To this end we build upon the PACE (phage-assisted continuous evolution) method, which couples the survival of quickly mutating phages encoding a gene of interest to directed selection within E. coli host. We present a standardized, comprehensive evolution toolbox that highly simplifies the complex PACE method and widely expands its utility towards various new application areas, including the biological production of organosilicons.
A central component of our toolbox is an innovative workflow for directed in vivo evolution of novel enzymes, which we validated by redirecting the activity of a promiscuous cytochrome towards a naturally unfavored reaction product.
Complementary, to simplify the generation desired functionalities de novo, we created AiGEM, our Artificial Intelligence for Genetic Evolution Mimicking software suite. The heart of our software is DeeProtein, a deep neuronal network trained on ~10 million protein sequences and able to infer sequence-function relationships from raw sequence data with high accuracy. By interfacing DeeProtein with our genetic algorithm GAIA, we – for the first time - established a fully closed, in silico evolution cycle driven by an intelligent network. We used AiGEM to successfully modulate the catalytic efficiency of beta-lactamases, thereby even producing variants which highly outperform the wild type enzyme.

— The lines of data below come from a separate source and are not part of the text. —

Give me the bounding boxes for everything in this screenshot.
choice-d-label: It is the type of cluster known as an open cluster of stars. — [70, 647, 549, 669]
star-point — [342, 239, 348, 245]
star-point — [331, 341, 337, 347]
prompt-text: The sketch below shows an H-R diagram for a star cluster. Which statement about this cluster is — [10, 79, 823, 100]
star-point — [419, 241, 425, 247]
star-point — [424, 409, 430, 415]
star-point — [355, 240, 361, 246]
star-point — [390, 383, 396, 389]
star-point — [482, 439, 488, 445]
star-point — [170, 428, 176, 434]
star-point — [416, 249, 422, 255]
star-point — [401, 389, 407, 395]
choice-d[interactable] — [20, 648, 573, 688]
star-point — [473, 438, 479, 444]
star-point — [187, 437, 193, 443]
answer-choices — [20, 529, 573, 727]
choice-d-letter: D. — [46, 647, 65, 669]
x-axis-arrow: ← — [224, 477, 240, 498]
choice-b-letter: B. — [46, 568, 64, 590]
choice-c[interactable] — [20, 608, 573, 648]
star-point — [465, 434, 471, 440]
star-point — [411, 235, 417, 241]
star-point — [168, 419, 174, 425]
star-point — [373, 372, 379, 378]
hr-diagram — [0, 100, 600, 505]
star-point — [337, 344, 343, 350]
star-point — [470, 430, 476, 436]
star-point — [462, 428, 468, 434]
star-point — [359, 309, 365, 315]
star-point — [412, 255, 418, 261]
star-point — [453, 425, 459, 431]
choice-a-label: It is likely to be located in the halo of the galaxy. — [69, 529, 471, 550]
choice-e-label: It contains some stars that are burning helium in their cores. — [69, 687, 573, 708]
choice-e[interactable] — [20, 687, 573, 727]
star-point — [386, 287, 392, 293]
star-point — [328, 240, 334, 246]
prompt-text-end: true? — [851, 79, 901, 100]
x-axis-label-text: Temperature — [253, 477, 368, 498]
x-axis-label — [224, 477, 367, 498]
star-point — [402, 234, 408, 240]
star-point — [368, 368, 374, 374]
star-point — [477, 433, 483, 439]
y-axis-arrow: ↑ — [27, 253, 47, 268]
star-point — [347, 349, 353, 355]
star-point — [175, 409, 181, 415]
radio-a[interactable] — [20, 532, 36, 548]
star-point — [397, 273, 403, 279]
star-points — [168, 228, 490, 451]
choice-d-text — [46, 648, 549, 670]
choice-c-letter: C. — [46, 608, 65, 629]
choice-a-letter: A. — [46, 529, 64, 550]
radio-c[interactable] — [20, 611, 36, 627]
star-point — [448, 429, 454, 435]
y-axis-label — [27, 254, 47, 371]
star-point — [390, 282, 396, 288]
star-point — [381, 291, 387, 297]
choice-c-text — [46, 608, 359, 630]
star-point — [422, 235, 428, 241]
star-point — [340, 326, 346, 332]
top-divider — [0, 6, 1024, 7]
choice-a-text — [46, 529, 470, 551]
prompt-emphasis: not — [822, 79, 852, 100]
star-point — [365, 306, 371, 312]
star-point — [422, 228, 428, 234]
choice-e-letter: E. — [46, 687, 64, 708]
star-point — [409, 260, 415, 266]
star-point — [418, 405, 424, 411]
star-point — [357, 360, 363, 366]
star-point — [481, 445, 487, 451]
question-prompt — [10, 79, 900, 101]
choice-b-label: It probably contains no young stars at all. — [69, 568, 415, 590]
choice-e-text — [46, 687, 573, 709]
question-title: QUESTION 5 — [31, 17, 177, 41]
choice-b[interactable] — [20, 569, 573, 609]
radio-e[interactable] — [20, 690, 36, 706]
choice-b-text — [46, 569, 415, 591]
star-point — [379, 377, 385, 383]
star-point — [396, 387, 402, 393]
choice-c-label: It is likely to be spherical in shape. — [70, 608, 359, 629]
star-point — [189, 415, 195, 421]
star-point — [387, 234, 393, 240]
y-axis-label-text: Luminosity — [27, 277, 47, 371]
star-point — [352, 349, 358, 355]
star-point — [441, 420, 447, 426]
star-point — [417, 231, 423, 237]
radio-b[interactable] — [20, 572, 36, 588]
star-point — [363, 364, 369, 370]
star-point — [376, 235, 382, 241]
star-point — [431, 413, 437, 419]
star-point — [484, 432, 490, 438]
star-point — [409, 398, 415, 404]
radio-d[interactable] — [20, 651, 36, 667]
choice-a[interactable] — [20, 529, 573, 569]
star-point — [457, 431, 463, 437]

To demonstrate AiGEM’s ability for generating functionality de novo, we created a novel, highly efficient beta-galactosidase purely by in silico evolution of a beta-glucuronidase parental sequence.
Finally, as part of our integrated human practices project, we implemented SafetyNet, a DeeProtein-based web application safeguarding directed evolution experiments.
Taken together, we provide a new foundational advance by introducing an innovative in vivo and in silico evolution interface as novel engineering paradigm to Synthetic Biology!